En ces temps de déchirement à l’est de l’Europe, il n’est pas indifférent de constater que le centre, le cœur des Etats bouge avec le temps. Au huitième siècle, Paris était à l’Ouest…
Charlemagne allait, lui, parcourir des distances très amples pour l’époque. Roncevaux, le 15 août 778, la plus grande défaite de l’Empire – puisque Roland, préfet de Bretagne, et l’arrière-garde seraient anéantis, tandis qu’aucun Basque n’était atteint- se trouve à plus de mille kilomètres d’Aix-la-Chapelle, et bien sûr davantage encore de Rome, où Charles le Grand (Carolus Magnus), Charlemagne allait être couronné le jour de Noël 800, par le pape en personne.
Les Empires se font et se défont, mais Bertrade conservera dans la « commune renommée », la tradition orale traversant les siècles, la réputation de celle, douce, pénétrante, intelligente, persévérante, qui toujours retissa les liens entre ses fils, ces guerriers toujours en appétit de nouvelles femmes et de conflits.
Pas seulement ses fils ! Mariée à Pépin le Bref, fils de Charles Martel, Bertrade résista – avec l’aide du pape – aux tentatives de son irascible époux voulant la répudier. Bertrade et Pépin avaient été couronnés reine et roi des Francs en 751 à Soissons, et la mort du roi, quinze ans plus tard, la plaça dans une situation encore plus délicate.
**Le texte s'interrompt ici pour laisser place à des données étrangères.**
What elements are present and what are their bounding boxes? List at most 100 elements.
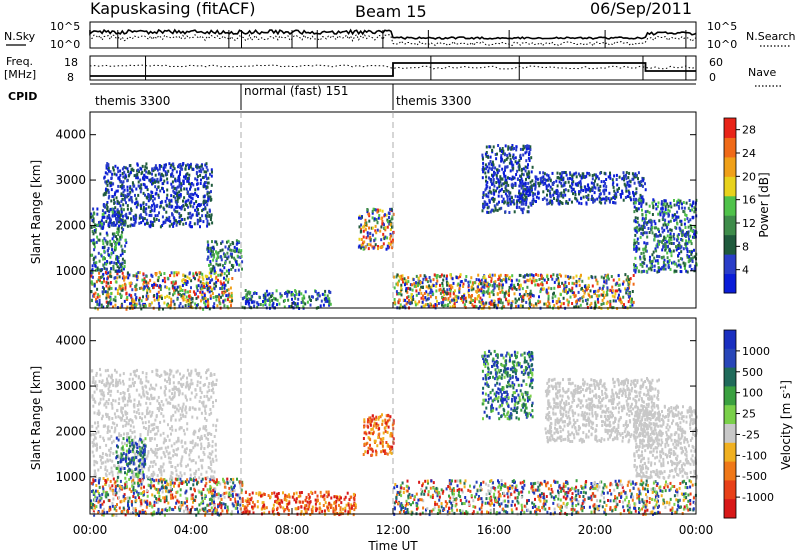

Ses deux principaux fils, Charles (Charlemagne) et Carloman s’étaient, selon la coutume franque, taillé deux royaumes mais l’entente ne dura que le temps d’une accolade (768). C’est pour nous, sans rien extrapoler, un motif de réflexion, presque une certitude : des frères, des peuples proches, sont parfois les pires prédateurs. Et il en résulte toujours des malheurs pour les deux.
Dans le cas de Charlemagne, Carloman eut la bonne idée de mourir de mort naturelle – selon la version officielle – dès 771 et l’événement permit que la lutte fratricide s’éteigne. Mais Bertrade allait devoir affronter l’homme « à la barbe fleurie » qui, s’il avait réinventé l’école, la renvoya de la Cour et lui enjoignit de fixer sa résidence à Compiègne. Berthe aux grands pieds allait y mourir en 783, sans jamais avoir reçu une seule visite de son fils.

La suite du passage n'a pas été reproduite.